The reason is that each will benefit from recent declines in unemployment and inflation, according to London-based Goldman Sachs economist Lasse Holboell W. Nielsen, a former official in Denmark’s finance ministry.
Studying the relationship between economic developments and incumbents’ re-election prospects, Nielsen found the greatest impact is from how voters view their economy.
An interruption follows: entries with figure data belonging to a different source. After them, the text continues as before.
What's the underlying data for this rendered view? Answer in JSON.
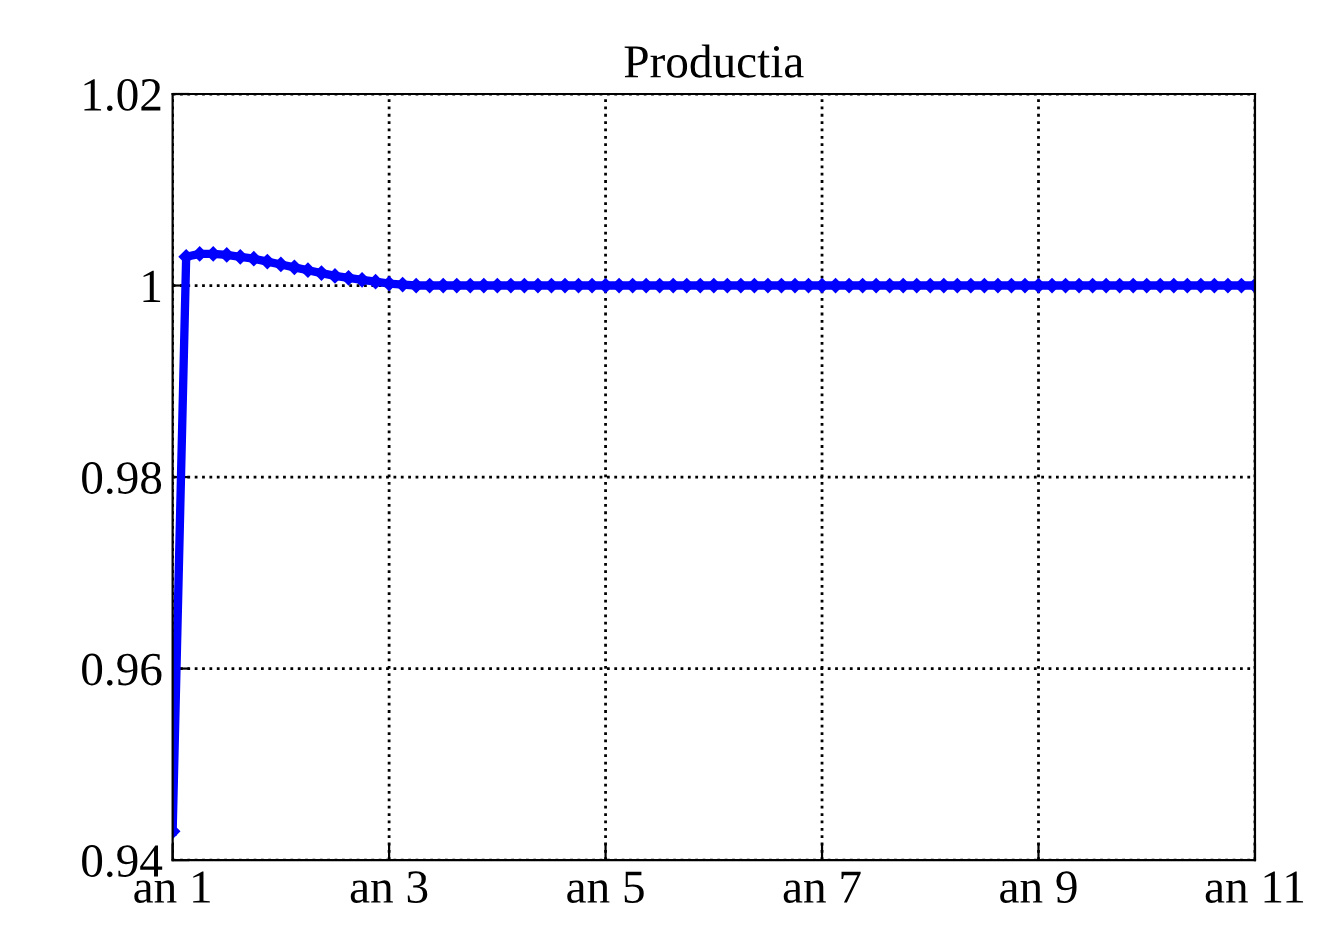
{
  "chart_data": {
    "type": "line",
    "title": "Productia",
    "categories": [
      "an 1",
      null,
      null,
      null,
      null,
      null,
      null,
      null,
      null,
      null,
      null,
      null,
      null,
      null,
      null,
      null,
      "an 3",
      null,
      null,
      null,
      null,
      null,
      null,
      null,
      null,
      null,
      null,
      null,
      null,
      null,
      null,
      null,
      "an 5",
      null,
      null,
      null,
      null,
      null,
      null,
      null,
      null,
      null,
      null,
      null,
      null,
      null,
      null,
      null,
      "an 7",
      null,
      null,
      null,
      null,
      null,
      null,
      null,
      null,
      null,
      null,
      null,
      null,
      null,
      null,
      null,
      "an 9",
      null,
      null,
      null,
      null,
      null,
      null,
      null,
      null,
      null,
      null,
      null,
      null,
      null,
      null,
      null,
      "an 11"
    ],
    "series": [
      {
        "color": "#0000ff",
        "values": [
          0.943,
          1.003,
          1.0033,
          1.0033,
          1.0032,
          1.003,
          1.0028,
          1.0025,
          1.0022,
          1.0019,
          1.0016,
          1.0013,
          1.001,
          1.0008,
          1.0006,
          1.0004,
          1.0002,
          1.0001,
          1.0,
          1.0,
          1.0,
          1.0,
          1.0,
          1.0,
          1.0,
          1.0,
          1.0,
          1.0,
          1.0,
          1.0,
          1.0,
          1.0,
          1.0,
          1.0,
          1.0,
          1.0,
          1.0,
          1.0,
          1.0,
          1.0,
          1.0,
          1.0,
          1.0,
          1.0,
          1.0,
          1.0,
          1.0,
          1.0,
          1.0,
          1.0,
          1.0,
          1.0,
          1.0,
          1.0,
          1.0,
          1.0,
          1.0,
          1.0,
          1.0,
          1.0,
          1.0,
          1.0,
          1.0,
          1.0,
          1.0,
          1.0,
          1.0,
          1.0,
          1.0,
          1.0,
          1.0,
          1.0,
          1.0,
          1.0,
          1.0,
          1.0,
          1.0,
          1.0,
          1.0,
          1.0,
          1.0
        ]
      }
    ],
    "ylim": [
      0.94,
      1.02
    ],
    "yticks": [
      {
        "value": 0.94,
        "label": "0.94"
      },
      {
        "value": 0.96,
        "label": "0.96"
      },
      {
        "value": 0.98,
        "label": "0.98"
      },
      {
        "value": 1,
        "label": "1"
      },
      {
        "value": 1.02,
        "label": "1.02"
      }
    ],
    "grid": true,
    "marker": "diamond",
    "line_style": "solid"
  }
}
Improving wages, slowing inflation and declining unemployment all bolster an existing government’s chances.
By contrast, he found little evidence that fiscal profligacy helps and that while overhauling labor markets may hurt prospects for a fresh term in office it does so only minimally.
The good news for incumbents as recessions become a memory is that “on average, economic conditions seem to suggest a slightly higher-than-normal government re-election probability across European elections this year,” Nielsen wrote in a report published yesterday.
His model, based on votes in developed economies during the past 25 years, suggests average economic conditions point to a 43 percent probability of governments being re-elected.
Zeroing in on six European countries voting this year, Nielsen finds an average chance of re-election of 58 percent across Denmark, Finland, Greece, Portugal, Spain and Britain.
Just allowing for economic conditions and ignoring country-specific factors, the chances of Rajoy and Portuguese Prime Minister Pedro Passos Coelho winning re-election are much higher than the average of 43 percent, Nielsen said.
Finland’s Alexander Stubb has a lower re-election probability, while Cameron — trailing the opposition Labour party in the polls — and Denmark’s Helle Thorning-Schmidt also have above-average probabilities of success. The Greek re-election prediction is close to the 43 percent average.
By contrast, Samaras’s New Democracy party had 27 percent support in a poll released on Friday by Pulse for Action24, three percentage points behind the opposition Syriza party.